Saying that prayer is important, and we need to do more of it, is the message that Christ is giving us today, but let's face it: it is very difficult, and all the noise in our lives today, especially from technology, makes it increasingly difficult. I will admit that I struggle a lot with distractions when I pray. Even when I am alone in a relatively quite place I find that my mind starts wandering to things other than what I am praying about. I've heard from many that they too struggle with this, as well as making time in a hectic schedule. But don't give up – God wants to be with us, but we must want to be with him. Remember: even the apostles fell asleep in the Garden of Gethsemane – that doesn't make it right, it just tells us that it is hard. Christ still chided the apostles, but he also forgave them.
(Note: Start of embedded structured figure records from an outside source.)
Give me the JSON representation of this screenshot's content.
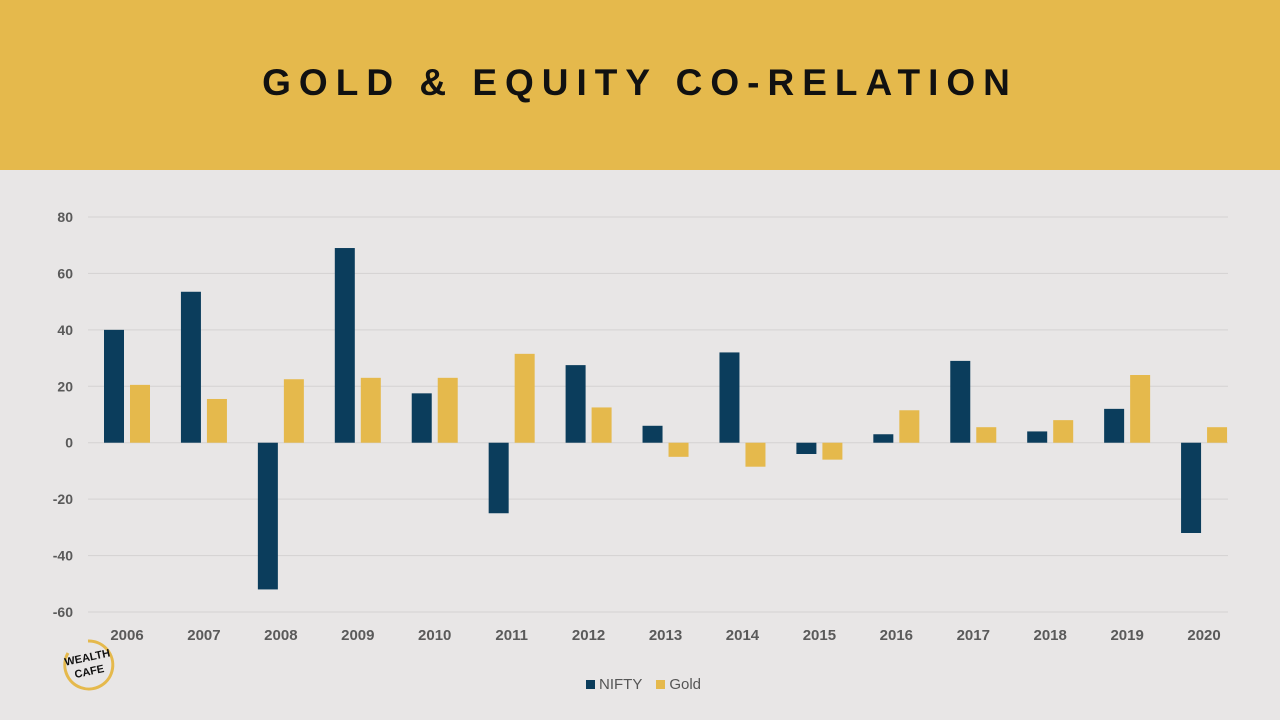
{
  "header": {
    "title": "GOLD & EQUITY CO-RELATION"
  },
  "chart_data": {
    "type": "bar",
    "title": "GOLD & EQUITY CO-RELATION",
    "categories": [
      "2006",
      "2007",
      "2008",
      "2009",
      "2010",
      "2011",
      "2012",
      "2013",
      "2014",
      "2015",
      "2016",
      "2017",
      "2018",
      "2019",
      "2020"
    ],
    "series": [
      {
        "name": "NIFTY",
        "color": "#0b3d5c",
        "values": [
          40,
          53.5,
          -52,
          69,
          17.5,
          -25,
          27.5,
          6,
          32,
          -4,
          3,
          29,
          4,
          12,
          -32
        ]
      },
      {
        "name": "Gold",
        "color": "#e5b94c",
        "values": [
          20.5,
          15.5,
          22.5,
          23,
          23,
          31.5,
          12.5,
          -5,
          -8.5,
          -6,
          11.5,
          5.5,
          8,
          24,
          5.5
        ]
      }
    ],
    "ylim": [
      -60,
      80
    ],
    "yticks": [
      80,
      60,
      40,
      20,
      0,
      -20,
      -40,
      -60
    ],
    "grid": true,
    "legend": "bottom"
  },
  "logo": {
    "line1": "WEALTH",
    "line2": "CAFE",
    "icon": "wealth-cafe-logo"
  }
}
And he forgives us to, if we will just try to open the door and talk with him.

As we continue with the Liturgy of the Eucharist, may we be filled with the grace of communion with God both in sacrament and in prayer. Let us take to heart the call of our pope, or bishop, and our parish to pray for the intentions that they present for us to be in solidarity with. Christ promises us that he'll come in and be with us – that's a guarantee, but only if we open the door through prayer.